There are many different ways of distinguishing Catholicism from Evangelicalism, but a basic distinction revolves around the interrrelation between belief and knowledge. How much do we know, and how do we know it?

Now, concerning such doctrines as the Trinity and the Incarnation, our only source of information is revelation. The Trinity is not an empirical datum, and it is not a truth of reason. The hypostatic union is not an empirical datum, and it is not a truth of reason.

If our faith should transgress the reach of revelation, then at that point our faith no longer coheres with the object of faith.

Prejean would saddle the conscience of Christendom with a whole raft of theological fairy tales. Prejean tries to shame evangelicals into believing Roman dogma through abuse and invective. This is why a Reformation was necessary. And this is why reunion with Rome is out of the question. We cannot have the religious establishment damning Christians to hell who refuse to bow before its parade of pious fictions and superstitious fables. Whatever is not revealed is simply a figment of the imagination. To elevate apocryphal dogma to articles of the faith is, quite literally, idolatry—by divinizing an idol of the mind.

God has revealed exactly how much we need to know and exactly how much we are duty-bound to believe. Had he intended for us to know more or believe more, it was within his power to broaden the scope of revelation. Human duty and divine disclosure are conterminous.
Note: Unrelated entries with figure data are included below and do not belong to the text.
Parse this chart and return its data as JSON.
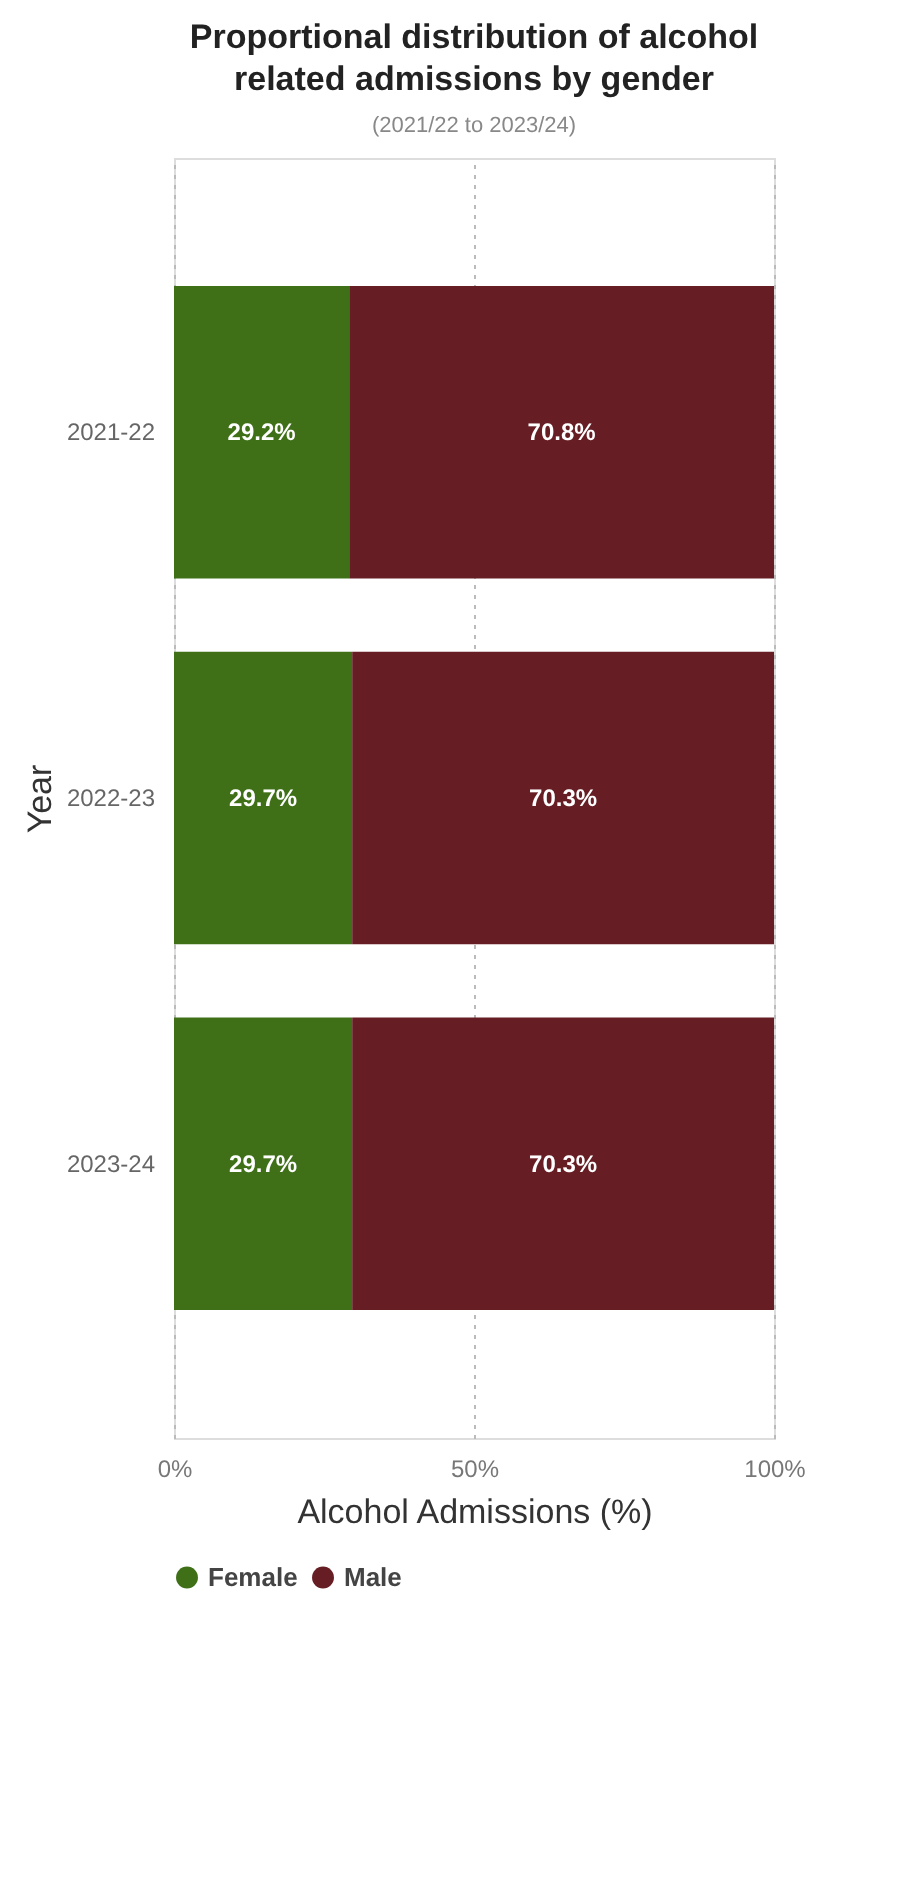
{
  "chart_data": {
    "type": "bar",
    "orientation": "horizontal",
    "stacked": true,
    "title": "Proportional distribution of alcohol related admissions by gender",
    "subtitle": "(2021/22 to 2023/24)",
    "xlabel": "Alcohol Admissions (%)",
    "ylabel": "Year",
    "categories": [
      "2021-22",
      "2022-23",
      "2023-24"
    ],
    "series": [
      {
        "name": "Female",
        "color": "#3f7018",
        "values": [
          29.2,
          29.7,
          29.7
        ],
        "value_labels": [
          "29.2%",
          "29.7%",
          "29.7%"
        ]
      },
      {
        "name": "Male",
        "color": "#661d24",
        "values": [
          70.8,
          70.3,
          70.3
        ],
        "value_labels": [
          "70.8%",
          "70.3%",
          "70.3%"
        ]
      }
    ],
    "xlim": [
      0,
      100
    ],
    "xticks": [
      {
        "value": 0,
        "label": "0%"
      },
      {
        "value": 50,
        "label": "50%"
      },
      {
        "value": 100,
        "label": "100%"
      }
    ],
    "grid": "x",
    "legend": "bottom"
  }
}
What is Prejean’s alternative? He takes refuge in allegorical exegesis. But other criticisms aside, allegorical exegesis does not select for Nicene Orthodoxy or Cyrillene Christology. Allegory is inherently open-textured. Allegory cuts both ways. If the Cappadocian Fathers can use allegory to score points, so can Arius or Apollinarius or Valentinus.

The hypostatic union is sui generis. We should not expect to have preexisting categories that exactly capture this relation.

Prejean assumes that if you’re not a Cyrillene, then you must be Nestorian, or something equally definite. This misses the point.

The point, rather, is that we need not be any more or less exacting or exhaustive than revelation. Where God is silent, we ought to honor his silence, and not put words in his mouth.

Likewise, the inner life of the Godhead is hardly something we can divine or deduce.

When answering rational objections to the faith, we can answer in kind. We can rebut reason with reason. And we can explore logical possibilities. But this is opinion, not dogma.

Far from being liberal, this is the essence of conservatism—of a pious and prudent conservatism. It draws a line of sanity between fact and fantasy, piety and presumption. Quackery in vestments is quackery all the same.